The Very Worst Missionary by Jaime Wright {Book Review}


“The reason you love Jamie (or are about to) is because she says exactly what the rest of us are thinking, but we’re too afraid to upset the apple cart. She is a voice for the outlier, and we’re famished for what she has to say.” –Jen Hatmaker, New York Times bestselling author of Of Mess and Moxieand For the Love

Wildly popular blogger “Jamie the Very Worst Missionary” delivers a searing, offbeat, often hilarious memoir of spiritual disintegration and re-formation.

As a quirky Jewish kid and promiscuous punkass teen, Jamie Wright never imagines becoming a Christian, let alone a Christian missionary. She is barely an adult when the trials of motherhood and marriage put her on an unexpected collision course with Jesus. After finding her faith at a suburban megachurch, Jamie trades in the easy life on the cul-de-sac for the green fields of Costa Rica. There, along with her family, she earnestly hopes to serve God and change lives. But faced with a yawning culture gap and persistent shortcomings in herself and her fellow workers, she soon loses confidence in the missionary enterprise and falls into a funk of cynicism and despair.
Nearly paralyzed by depression, yet still wanting to make a difference, she decides to tell the whole, disenchanted truth: Missionaries suck and our work makes no sense at all! From her sofa in Central America, she launches a renegade blog, Jamie the Very Worst Missionary, and against all odds wins a large and passionate following. Which leads her to see that maybe a “bad” missionary–awkward, doubtful, and vocal—is exactly what the world and the throngs of American do-gooders need.
The Very Worst Missionary is a disarming, ultimately inspiring spiritual memoir for well-intentioned contrarians everywhere. It will appeal to readers of Nadia Bolz-Weber, Jen Hatmaker, Ann Lamott, Jana Reiss, Mallory Ortberg, and Rachel Held Evans.
(from NetGalley)

My Thoughts:

I read and followed Jamie’s blog many years back when I was also on the mission field, so I was fully aware of what I would be getting with this book. I am not bothered by cursing, but I will admit some of her unconventionally irreverent descriptions of things even made this easy-going reader a little uncomfortable. It is part of her plan and please know going in that that is not the point. Please see past all that for the point.

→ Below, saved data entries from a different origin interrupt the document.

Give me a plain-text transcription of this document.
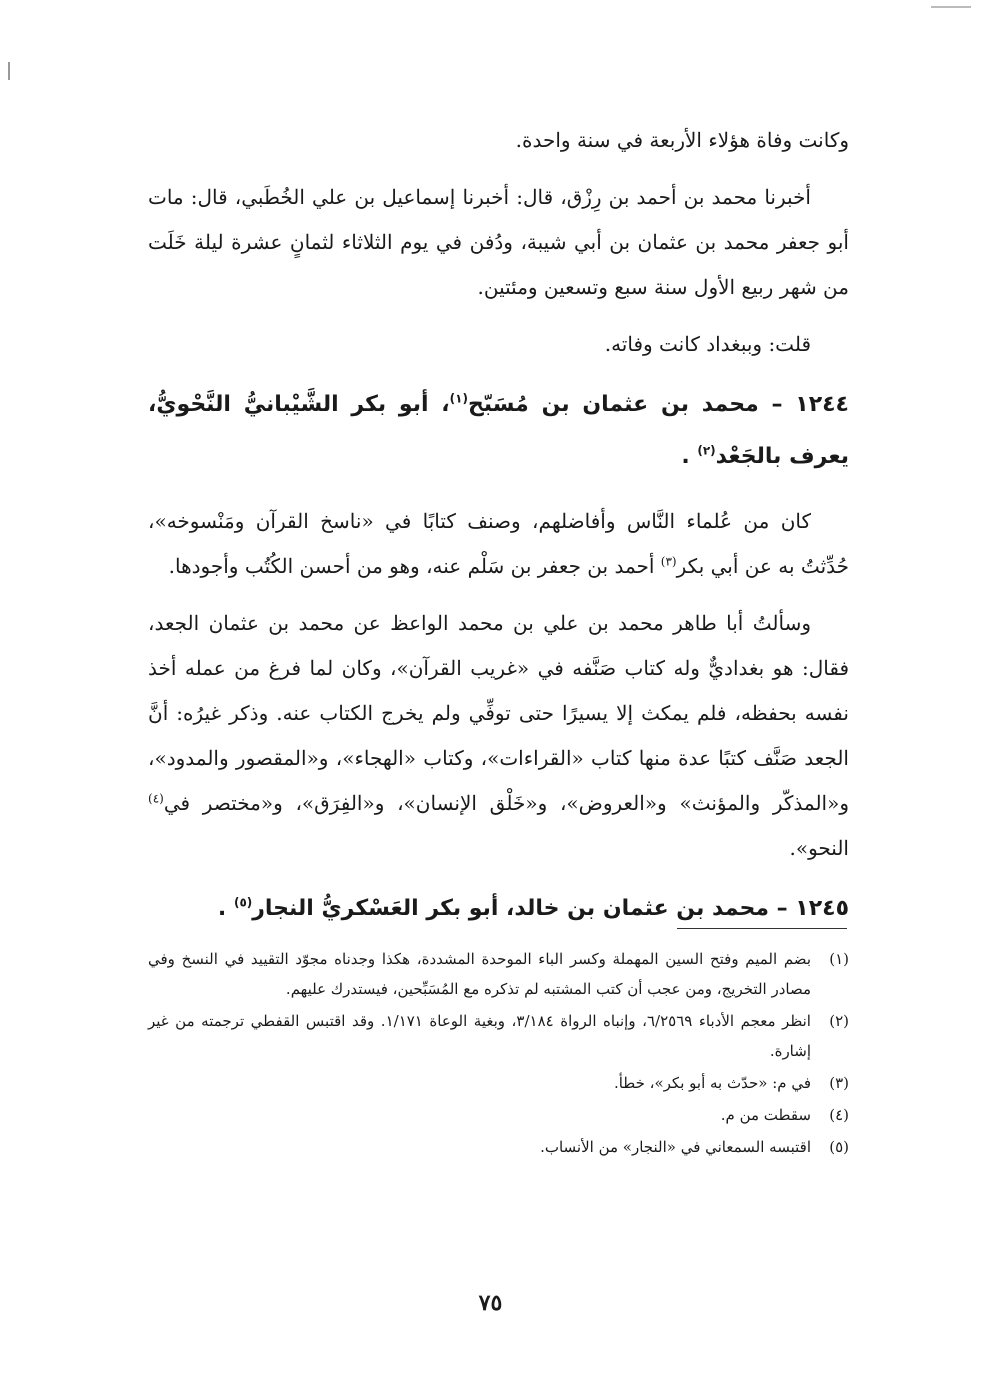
وكانت وفاة هؤلاء الأربعة في سنة واحدة.

أخبرنا محمد بن أحمد بن رِزْق، قال: أخبرنا إسماعيل بن علي الخُطَبي، قال: مات أبو جعفر محمد بن عثمان بن أبي شيبة، ودُفن في يوم الثلاثاء لثمانٍ عشرة ليلة خَلَت من شهر ربيع الأول سنة سبع وتسعين ومئتين.

قلت: وببغداد كانت وفاته.

١٢٤٤ – محمد بن عثمان بن مُسَبّح$^{(١)}$، أبو بكر الشَّيْبانيُّ النَّحْويُّ، يعرف بالجَعْد$^{(٢)}$ .

كان من عُلماء النَّاس وأفاضلهم، وصنف كتابًا في «ناسخ القرآن ومَنْسوخه»، حُدِّثتُ به عن أبي بكر$^{(٣)}$ أحمد بن جعفر بن سَلْم عنه، وهو من أحسن الكُتُب وأجودها.

وسألتُ أبا طاهر محمد بن علي بن محمد الواعظ عن محمد بن عثمان الجعد، فقال: هو بغداديٌّ وله كتاب صَنَّفه في «غريب القرآن»، وكان لما فرغ من عمله أخذ نفسه بحفظه، فلم يمكث إلا يسيرًا حتى توفِّي ولم يخرج الكتاب عنه. وذكر غيرُه: أنَّ الجعد صَنَّف كتبًا عدة منها كتاب «القراءات»، وكتاب «الهجاء»، و«المقصور والمدود»، و«المذكّر والمؤنث» و«العروض»، و«خَلْق الإنسان»، و«الفِرَق»، و«مختصر في$^{(٤)}$ النحو».

١٢٤٥ – محمد بن عثمان بن خالد، أبو بكر العَسْكريُّ النجار$^{(٥)}$ .
(١)
بضم الميم وفتح السين المهملة وكسر الباء الموحدة المشددة، هكذا وجدناه مجوّد التقييد في النسخ وفي مصادر التخريج، ومن عجب أن كتب المشتبه لم تذكره مع المُسَبِّحين، فيستدرك عليهم.
(٢)
انظر معجم الأدباء ٦/٢٥٦٩، وإنباه الرواة ٣/١٨٤، وبغية الوعاة ١/١٧١. وقد اقتبس القفطي ترجمته من غير إشارة.
(٣)
في م: «حدّث به أبو بكر»، خطأ.
(٤)
سقطت من م.
(٥)
اقتبسه السمعاني في «النجار» من الأنساب.
٧٥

Be prepared to pull your boots up and be slapped around a bit. The author holds nothing back. She will make you look at your own life in a new way as she lays hers open for inspection. Her authenticity and humor will hold you as you read her crazy antics, and possibly your heart will be changed.

My “Missional Mama” blog title paled in comparison to the ultra cool swag like name, “Jaime, The Very Worst Missionary”. I was a little envious. Being a former missionary, I think it is very pertinent that you understand that what she is saying about missions was also what I experienced. I had many quandaries about being in South America and if what we were doing was in fact worth the huge sacrifices being made to keep us there. There were so many questions and not many answers. Plus we dealt with the craziness of life abroad including electrical house fires, boils, having money stolen, our car being broken into, and deep depression. So, her stories resonated from a place of understanding and head nodding.

This is an important conversation starter. Please read this book with friends and talk about what stirs your heart. Give it to your Pastors and leaders, your friends interested in missions, and send it to your missionaries. Look deeply at the conversation Jaime is starting here and see what is your part in the next best thing to do.

*This book was given to me by NetGally in exchange for my honest review.